Wednesday 29 January 2014

Starbound Diaries Part 1 - Dig for Victory


I recently delved into Starbound, an early-access game that mixes the dig-n-craft stylings of Minecraft and Terraria with planet-hopping exploration. Despite my normal reticence to indulge in games that focus on chopping down trees and building giant stone phalluses, I've found myself utterly hooked, partly because the procedurally generated worlds are so compelling, and partly because I'm a sucker for anything that has the word "spaceships" anywhere near it. Here, then, is the first entry in the Captain's Log (I assume that if you're alone on a spaceship, you're automatically the captain, or at the very least the bosun).

First things first - making a character to guide through this hostile universe. There are currently six playable races, all very imaginative and distinctive (except for humans, but their presence is pretty much mandatory). I was tempted by the notion of playing as a giant flower or a feudalist robot, but eventually plumped for an Apex, a race of monkey-men with awesome beards. I gave my wee spaceprimate a balding head and grey jacket with a fine purple stripe, so all that was left was to name him. After spending ten minutes poring through the IMDB pages of the Planet of the Apes films to find an obscure character to name him after, I decided that Cornelius was the coolest name anyway, and called him that. To hell with obscurantism.

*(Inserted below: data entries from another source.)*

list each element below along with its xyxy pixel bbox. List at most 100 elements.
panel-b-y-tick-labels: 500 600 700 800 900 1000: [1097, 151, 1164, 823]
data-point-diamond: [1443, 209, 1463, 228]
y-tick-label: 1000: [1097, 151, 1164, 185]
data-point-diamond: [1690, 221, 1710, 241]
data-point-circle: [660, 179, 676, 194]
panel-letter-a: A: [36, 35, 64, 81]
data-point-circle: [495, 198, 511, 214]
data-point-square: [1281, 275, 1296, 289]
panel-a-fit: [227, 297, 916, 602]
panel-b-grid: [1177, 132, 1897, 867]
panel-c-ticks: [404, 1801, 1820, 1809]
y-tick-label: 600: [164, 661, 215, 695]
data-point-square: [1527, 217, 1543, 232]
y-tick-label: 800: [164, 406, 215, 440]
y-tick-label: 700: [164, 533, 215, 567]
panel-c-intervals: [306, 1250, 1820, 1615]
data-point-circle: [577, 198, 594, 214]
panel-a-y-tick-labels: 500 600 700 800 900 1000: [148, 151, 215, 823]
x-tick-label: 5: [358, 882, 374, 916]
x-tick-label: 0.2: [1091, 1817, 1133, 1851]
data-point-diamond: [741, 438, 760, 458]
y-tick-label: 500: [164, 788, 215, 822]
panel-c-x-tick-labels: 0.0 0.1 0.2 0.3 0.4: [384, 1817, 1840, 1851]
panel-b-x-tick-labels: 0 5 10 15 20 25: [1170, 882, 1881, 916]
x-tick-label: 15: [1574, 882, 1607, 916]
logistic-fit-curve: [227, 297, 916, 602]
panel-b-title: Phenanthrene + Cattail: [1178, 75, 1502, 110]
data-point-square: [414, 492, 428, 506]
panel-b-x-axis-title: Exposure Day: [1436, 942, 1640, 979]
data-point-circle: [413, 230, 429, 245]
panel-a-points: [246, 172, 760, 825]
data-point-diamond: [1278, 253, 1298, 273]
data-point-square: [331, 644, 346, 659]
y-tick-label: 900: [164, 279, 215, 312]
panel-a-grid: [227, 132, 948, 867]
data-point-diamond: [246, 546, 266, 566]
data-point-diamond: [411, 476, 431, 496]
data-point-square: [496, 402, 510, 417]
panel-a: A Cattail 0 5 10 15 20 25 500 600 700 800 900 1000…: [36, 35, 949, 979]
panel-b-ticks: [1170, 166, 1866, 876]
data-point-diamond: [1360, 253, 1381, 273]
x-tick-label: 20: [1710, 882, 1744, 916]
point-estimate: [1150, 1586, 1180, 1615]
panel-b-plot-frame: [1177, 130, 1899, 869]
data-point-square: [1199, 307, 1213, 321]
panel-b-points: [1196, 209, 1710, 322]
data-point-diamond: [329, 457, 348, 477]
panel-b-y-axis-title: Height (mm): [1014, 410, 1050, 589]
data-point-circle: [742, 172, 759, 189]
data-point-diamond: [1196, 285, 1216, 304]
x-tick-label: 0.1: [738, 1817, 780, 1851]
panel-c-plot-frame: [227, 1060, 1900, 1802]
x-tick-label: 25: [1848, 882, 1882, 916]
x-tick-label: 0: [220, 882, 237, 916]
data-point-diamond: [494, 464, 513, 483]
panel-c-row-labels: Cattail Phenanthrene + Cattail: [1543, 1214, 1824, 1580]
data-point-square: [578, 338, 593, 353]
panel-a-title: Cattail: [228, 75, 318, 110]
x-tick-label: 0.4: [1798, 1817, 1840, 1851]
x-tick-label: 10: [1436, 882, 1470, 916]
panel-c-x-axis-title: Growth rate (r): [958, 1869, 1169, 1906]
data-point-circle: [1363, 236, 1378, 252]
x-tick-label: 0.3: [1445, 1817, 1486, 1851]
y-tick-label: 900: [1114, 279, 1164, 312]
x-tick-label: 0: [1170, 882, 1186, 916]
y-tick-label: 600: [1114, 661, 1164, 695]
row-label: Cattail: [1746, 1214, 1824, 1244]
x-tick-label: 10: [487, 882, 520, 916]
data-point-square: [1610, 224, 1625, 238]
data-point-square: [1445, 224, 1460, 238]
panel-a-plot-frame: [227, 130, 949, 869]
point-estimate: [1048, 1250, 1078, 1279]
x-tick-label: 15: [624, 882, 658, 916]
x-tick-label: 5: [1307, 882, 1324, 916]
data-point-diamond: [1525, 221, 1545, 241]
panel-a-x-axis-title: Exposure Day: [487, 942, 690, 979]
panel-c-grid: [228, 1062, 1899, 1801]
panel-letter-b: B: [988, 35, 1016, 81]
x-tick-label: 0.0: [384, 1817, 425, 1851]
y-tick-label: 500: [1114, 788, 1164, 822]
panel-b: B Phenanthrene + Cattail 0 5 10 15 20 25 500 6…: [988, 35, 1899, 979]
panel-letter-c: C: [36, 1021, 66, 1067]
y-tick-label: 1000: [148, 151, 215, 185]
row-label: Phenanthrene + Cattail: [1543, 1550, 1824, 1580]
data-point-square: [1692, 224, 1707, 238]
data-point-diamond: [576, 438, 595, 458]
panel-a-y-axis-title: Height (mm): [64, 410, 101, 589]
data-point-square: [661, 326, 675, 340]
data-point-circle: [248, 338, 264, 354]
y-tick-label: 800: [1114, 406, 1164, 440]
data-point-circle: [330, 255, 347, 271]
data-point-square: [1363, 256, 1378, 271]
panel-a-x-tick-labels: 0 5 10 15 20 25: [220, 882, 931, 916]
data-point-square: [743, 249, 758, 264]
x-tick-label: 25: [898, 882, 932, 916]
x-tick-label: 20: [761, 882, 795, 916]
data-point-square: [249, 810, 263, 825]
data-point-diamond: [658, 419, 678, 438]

Cornelius spawned on his little spaceship, having apparently escaped some kind of technocratic uprising on his homeworld. The ship itself is out of fuel, orbiting an unknown planet, and is basically a space-canoe. I took my matter manipulator (a big magnet-looking device for mining and tree chopping and... erm... matter manipulation) from my locker, stepped onto the teleporter pad, and beamed onto the planet below.

Within two minutes Cornelius fell into an acid pool and died.

Upon reconstitution, Cornelius and I  are somewhat more cautious and tentatively explore the surroundings. The procedural generation has spawned me a world that is both reassuringly natural and ever-so-slightly alien - trees with candyfloss-pink foliage stand tall over plains covered in blue grass (though, tragically, not bluegrass). There are bubbling acid pits, dank caves with long purple vines stretching into the unknown depths, and some alien creatures that look like a cross between a cow and a penis, and don't seem to like me at all.

I get the basics down. I make a crafting table, and a campfire. I take vines and wood and craft them lovingly into a hunter's longbow. I make bandages. Then I begin what will surely be my great masterwork, my pièce de résistance, my Sistine Chapel. I dig a great big fucking hole.

This is not my hole. My hole was nowhere near this grand.
This hole will not just be any hole. I have GRAND PLANS for this hole. This hole will be my base, my lair, the nerve centre of my future galaxy-spanning empire. I will line this hole with brick and wood, and one day re-line it in steel and glass. It is going to be the best hole. I dig it to a respectable starter size, and log out, contented.

When I log back in two days later, I make a grim discovery. There has been an update patch, improving the game and adding in many new features, as is the way with early-access games. This update has also wiped all characters. Cornelius is no more. He no longer exists. And that hole he had such plans for? Turns out he was digging his own grave the whole time.